ソフトウェアの品質を学びまくる

ソフトウェアの品質、ソフトウェアテストなどについて学んだことを記録するブログです。

価格計算仕様のトラップとテスト技法

 Hideo Oideさんが、こんなつぶやきをしていました。

ドメイン分析でブツブツ言ってるのは、某ショップで(Amazonや楽天じゃない)、4000円以上お買い物すると送料無料(700円)、10%引きのクーポンが付与されてたって条件で、4100円分買うと、4100−410+700=4390円で、クーポン無かったら4100円っていう残念なのが有ったから。
これに対して4000円で検証してもクーポン適用しない方が安いって現象は起きるっちゃ起きるんで境界値テストの範疇っちゃ範疇なんですけど、クーポン適用と組み合わせるっていうのはドメイン分析しないと出ないのかな?という疑問。

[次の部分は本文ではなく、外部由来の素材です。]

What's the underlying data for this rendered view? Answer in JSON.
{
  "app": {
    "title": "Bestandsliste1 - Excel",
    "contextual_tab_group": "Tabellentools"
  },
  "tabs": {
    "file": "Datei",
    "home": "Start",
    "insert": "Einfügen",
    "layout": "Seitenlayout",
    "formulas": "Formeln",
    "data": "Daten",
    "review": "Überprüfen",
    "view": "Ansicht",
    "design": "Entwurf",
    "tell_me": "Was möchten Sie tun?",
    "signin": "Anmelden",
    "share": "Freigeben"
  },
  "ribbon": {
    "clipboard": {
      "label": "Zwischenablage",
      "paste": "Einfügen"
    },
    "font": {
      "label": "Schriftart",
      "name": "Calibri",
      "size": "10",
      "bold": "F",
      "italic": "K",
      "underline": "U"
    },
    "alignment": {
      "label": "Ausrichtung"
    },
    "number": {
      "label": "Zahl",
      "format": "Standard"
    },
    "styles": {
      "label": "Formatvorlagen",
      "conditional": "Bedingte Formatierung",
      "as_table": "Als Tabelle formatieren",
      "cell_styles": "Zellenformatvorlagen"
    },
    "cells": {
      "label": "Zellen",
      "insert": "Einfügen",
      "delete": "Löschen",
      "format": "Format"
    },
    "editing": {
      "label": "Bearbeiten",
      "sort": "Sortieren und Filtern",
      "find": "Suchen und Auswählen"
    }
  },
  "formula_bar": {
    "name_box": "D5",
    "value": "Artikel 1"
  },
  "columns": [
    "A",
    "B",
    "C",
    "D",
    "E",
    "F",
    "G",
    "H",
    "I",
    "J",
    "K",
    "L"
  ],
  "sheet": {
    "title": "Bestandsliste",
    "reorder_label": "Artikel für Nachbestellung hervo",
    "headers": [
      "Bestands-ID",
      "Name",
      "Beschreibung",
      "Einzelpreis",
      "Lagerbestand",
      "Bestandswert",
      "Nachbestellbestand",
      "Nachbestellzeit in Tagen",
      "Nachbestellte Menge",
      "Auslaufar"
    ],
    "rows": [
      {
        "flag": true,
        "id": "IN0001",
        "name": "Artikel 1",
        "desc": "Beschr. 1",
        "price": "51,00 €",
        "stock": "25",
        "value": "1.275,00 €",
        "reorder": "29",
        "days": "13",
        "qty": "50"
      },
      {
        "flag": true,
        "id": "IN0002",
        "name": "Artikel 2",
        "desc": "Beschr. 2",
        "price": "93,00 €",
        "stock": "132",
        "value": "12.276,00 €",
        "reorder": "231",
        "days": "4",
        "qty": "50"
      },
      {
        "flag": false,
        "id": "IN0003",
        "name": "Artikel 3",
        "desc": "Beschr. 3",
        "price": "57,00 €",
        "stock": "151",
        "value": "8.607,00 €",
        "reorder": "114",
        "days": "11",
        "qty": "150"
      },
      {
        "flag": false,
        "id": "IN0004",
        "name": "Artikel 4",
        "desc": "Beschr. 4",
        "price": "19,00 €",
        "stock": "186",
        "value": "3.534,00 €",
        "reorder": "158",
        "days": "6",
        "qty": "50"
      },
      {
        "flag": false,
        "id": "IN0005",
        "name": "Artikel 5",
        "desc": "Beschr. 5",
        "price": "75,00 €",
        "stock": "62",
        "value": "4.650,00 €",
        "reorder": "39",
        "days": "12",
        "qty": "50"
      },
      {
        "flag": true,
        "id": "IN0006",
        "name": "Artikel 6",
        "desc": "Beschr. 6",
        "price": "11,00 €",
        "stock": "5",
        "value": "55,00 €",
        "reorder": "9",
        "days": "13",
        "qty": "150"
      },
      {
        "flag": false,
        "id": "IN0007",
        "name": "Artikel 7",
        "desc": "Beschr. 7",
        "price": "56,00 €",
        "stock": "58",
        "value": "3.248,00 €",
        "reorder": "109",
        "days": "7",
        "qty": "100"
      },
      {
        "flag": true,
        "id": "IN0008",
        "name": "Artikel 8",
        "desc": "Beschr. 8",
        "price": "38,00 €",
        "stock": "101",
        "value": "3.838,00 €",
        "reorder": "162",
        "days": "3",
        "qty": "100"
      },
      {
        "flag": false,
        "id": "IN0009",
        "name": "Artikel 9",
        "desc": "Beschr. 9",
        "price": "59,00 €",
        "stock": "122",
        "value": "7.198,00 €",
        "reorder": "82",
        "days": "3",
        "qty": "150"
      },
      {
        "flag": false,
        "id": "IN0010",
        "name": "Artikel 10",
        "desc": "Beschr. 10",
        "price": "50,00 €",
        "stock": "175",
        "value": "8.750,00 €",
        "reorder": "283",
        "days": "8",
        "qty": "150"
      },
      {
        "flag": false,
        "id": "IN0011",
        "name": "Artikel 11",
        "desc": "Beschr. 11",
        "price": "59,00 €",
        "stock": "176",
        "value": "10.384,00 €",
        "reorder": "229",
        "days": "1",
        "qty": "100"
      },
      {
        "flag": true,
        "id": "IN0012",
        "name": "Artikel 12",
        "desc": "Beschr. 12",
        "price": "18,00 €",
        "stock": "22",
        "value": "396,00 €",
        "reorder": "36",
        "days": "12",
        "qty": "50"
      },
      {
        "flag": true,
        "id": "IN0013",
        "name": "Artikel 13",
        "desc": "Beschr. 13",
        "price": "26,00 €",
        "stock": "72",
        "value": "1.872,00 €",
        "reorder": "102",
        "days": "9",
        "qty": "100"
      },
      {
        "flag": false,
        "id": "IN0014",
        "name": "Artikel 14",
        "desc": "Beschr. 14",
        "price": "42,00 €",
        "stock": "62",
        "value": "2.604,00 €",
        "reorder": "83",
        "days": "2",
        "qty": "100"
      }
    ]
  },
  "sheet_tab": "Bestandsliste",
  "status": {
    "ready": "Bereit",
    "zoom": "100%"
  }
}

 クーポン適用のせいでむしろ高くなるということですね。
 まず、これはどういうことが起きているのかを調べたうえで、この問題をどのように検出すべきかを考えてみます。

何が起きているのか

 以下、商品の価格をX、クーポン適用や送料も含めた総額をYとします。

クーポンなしの場合

  • X >= 4000 の区間: Y = X
  • X < 4000 の区間: Y = X + 700

クーポンありの場合

  • X >= 4444※ の区間: Y = 0.9 * X
  • X < 4444 の区間: Y = 0.9 * X + 700

※0.9 * X >= 4000 を、わかりやすさのために変換しています。

 これをグラフにしたのが、下の絵です。青がクーポンなし、赤がクーポンあり。

料金計算のグラフ化

 X軸の黄色い帯の区間は、クーポンなしよりクーポンありの方が高くなってしまうことがわかります。
 これは2つの要因で起こっています。

  1. クーポンありでもなしでも、総額の変化が価格に対して連続でなく、ある価格を閾値としていったん安くなる
  2. クーポンなしに比べて、クーポンありの方が傾きが小さい。このため、閾値はクーポンありの方がクーポンなしより高い

 このため、価格4,000円で閾値を迎えたクーポンなしの総額が、クーポンありより安くなります。この状態は、クーポンありの閾値である価格4,444円まで続きます。

どのように検出すべきか

 元ツイートではドメイン分析への言及があります。が、この例では変数が商品価格1つしかないので、ドメイン分析ではなく、境界値分析を使うことになるのかと思います。
 「総額が不連続に変わる」というと特別なことように感じますが、「年齢でバスの料金が決まる」というのと本質的には変わりません。今回の例では、XもYも「金額」である点が、特殊といえば特殊かもしれませんね。

 また、境界値分析で検証できるのは、「価格計算が仕様通りか」であって、「クーポンなしの方が安くなることはないか」ではないように思います。
 「クーポンなしの方が安くなることはないか」はむしろ、仕様のレビューで確認すべきことではないでしょうか。もしテストで検証するのであれば、上の数式に現れる4,000、4,444の前後で計算して、クーポンのありなしで比較するテストをするかもしれませんが、ちょっと変ですよね。

ドメインテストとは・・

 このツイートを見てドメインテストについてもう1回考えてみたいと思ったのですが、落ち着いて考えてみるとドメインテストとはあまり関係なさそうでした。
 スレッドの中で紹介されていたWACATEのスライドから始めてみようと思います!